Glen felt life was worth living once more. There is a magic flower, tiny, and blue as the sky. This is the forget-me-not bloom of hope. It sheds a sweet and subtle fragrance which enchants the soul, and charms the eyes, so that they see a wonderful light on all things. But when the flower perishes, there is an end to the spell. The glamour fades before the eyes, the soul is seized with an aching grief. But the witch-flower of hope will bloom again, if it is not plucked by the root.

"I'm getting a little bit tired of it myself, here," remarked Mrs. Bunker. "Well, it'll be time to pack up soon; I expect to enjoy myself this summer."

Indiana, watching the rain, forebore to answer. There were times when Mrs. Bunker's constant desire for pleasure rather palled on her.
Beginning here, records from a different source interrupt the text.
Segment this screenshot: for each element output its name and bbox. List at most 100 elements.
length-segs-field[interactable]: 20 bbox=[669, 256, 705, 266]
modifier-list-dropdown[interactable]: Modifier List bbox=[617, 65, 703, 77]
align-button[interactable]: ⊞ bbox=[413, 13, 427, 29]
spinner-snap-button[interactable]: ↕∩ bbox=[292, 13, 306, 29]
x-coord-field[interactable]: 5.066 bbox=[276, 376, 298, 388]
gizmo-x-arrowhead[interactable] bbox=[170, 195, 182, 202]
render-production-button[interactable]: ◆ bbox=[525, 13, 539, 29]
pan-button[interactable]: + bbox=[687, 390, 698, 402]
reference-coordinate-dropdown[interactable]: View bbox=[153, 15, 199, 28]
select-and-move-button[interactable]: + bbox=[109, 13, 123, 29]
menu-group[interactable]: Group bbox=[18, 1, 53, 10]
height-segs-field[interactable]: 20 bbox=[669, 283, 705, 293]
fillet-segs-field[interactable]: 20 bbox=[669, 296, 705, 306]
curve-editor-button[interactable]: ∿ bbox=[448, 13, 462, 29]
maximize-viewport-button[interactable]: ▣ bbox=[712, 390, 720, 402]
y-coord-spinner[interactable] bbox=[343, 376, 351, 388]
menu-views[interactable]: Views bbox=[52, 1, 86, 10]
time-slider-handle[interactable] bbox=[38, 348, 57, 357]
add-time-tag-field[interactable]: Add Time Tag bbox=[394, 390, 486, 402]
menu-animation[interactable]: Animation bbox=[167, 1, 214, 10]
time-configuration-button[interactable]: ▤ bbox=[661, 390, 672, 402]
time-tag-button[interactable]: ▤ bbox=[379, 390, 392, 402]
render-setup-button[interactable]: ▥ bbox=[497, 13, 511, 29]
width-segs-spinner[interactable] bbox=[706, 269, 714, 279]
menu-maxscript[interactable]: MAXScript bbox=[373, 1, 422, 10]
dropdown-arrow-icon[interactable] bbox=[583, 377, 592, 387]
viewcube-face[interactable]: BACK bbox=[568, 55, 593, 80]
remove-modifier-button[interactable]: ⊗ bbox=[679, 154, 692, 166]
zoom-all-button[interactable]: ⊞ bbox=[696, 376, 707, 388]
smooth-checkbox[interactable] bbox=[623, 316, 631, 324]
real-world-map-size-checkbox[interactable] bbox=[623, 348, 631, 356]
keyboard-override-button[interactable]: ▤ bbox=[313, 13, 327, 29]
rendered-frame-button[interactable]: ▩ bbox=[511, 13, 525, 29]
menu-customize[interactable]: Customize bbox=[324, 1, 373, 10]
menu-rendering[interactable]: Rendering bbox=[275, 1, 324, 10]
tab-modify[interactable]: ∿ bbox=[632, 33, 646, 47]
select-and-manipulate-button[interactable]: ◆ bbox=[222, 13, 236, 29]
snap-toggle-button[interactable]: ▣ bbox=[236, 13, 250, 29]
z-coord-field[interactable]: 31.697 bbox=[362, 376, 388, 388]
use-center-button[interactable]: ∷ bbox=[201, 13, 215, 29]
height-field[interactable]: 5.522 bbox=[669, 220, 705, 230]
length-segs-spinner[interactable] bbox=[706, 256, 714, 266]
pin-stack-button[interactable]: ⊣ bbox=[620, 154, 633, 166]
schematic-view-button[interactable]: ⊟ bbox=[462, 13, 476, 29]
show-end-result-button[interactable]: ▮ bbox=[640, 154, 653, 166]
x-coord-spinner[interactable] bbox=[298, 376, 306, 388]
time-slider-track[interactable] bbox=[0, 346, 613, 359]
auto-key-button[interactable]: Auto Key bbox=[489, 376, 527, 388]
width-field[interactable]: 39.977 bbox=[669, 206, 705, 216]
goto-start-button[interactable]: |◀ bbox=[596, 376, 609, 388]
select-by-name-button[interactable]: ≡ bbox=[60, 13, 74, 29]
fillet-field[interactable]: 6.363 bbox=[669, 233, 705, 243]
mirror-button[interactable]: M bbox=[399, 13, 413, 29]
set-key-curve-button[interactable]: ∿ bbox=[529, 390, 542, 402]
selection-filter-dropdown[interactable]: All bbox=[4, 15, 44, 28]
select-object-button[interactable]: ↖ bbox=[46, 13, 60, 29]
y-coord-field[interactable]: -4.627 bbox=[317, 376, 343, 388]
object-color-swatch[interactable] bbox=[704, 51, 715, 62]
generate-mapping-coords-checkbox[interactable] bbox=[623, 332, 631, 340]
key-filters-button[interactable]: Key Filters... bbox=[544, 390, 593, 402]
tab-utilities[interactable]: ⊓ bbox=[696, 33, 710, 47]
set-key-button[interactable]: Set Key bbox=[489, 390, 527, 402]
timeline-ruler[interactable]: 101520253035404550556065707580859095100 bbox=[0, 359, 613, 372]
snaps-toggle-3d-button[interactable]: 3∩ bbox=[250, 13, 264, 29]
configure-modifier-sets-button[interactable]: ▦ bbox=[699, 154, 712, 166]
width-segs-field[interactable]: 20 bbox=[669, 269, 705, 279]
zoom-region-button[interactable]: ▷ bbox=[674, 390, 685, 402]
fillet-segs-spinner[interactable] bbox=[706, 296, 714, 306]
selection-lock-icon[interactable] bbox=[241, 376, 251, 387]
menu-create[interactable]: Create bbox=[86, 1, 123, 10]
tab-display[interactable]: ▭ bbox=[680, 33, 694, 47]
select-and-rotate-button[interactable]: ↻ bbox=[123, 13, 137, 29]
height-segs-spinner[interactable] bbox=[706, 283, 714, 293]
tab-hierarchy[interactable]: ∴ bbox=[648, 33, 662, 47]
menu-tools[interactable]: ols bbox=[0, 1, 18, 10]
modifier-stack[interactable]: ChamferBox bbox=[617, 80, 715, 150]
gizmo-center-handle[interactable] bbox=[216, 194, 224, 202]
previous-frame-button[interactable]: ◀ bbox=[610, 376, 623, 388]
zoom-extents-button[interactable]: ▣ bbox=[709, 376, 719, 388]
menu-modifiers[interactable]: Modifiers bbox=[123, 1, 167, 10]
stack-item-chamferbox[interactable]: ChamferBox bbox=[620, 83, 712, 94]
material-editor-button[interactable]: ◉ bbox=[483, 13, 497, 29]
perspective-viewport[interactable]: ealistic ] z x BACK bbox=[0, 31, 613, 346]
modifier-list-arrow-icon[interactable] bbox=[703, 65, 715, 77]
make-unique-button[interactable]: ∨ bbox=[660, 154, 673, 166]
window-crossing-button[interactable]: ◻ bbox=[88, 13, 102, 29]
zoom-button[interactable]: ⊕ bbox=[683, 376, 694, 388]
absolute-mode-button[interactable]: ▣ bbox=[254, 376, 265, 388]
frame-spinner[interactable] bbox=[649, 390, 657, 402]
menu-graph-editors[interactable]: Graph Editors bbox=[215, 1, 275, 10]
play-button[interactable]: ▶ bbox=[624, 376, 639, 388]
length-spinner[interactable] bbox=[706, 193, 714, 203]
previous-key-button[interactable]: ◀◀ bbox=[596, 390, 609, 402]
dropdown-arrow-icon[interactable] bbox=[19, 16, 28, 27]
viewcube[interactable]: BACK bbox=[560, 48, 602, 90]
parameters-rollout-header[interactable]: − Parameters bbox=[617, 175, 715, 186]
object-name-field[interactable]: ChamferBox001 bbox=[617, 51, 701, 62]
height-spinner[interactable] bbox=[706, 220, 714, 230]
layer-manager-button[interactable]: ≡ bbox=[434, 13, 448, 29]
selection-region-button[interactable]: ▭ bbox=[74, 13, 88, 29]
Mid-summer at a fashionable seaside resort proved to be merely a repetition of other summers. Indiana enjoyed herself, after the manner of the young and thoughtless; dancing, bathing, flirting, and laughing. But after the glare of the sea and the kaleidoscope of life on the shore, after falling asleep every night to the echoes of the very latest dance music, mingled with the eternal dash of the waves, the woods beckoned her invitingly.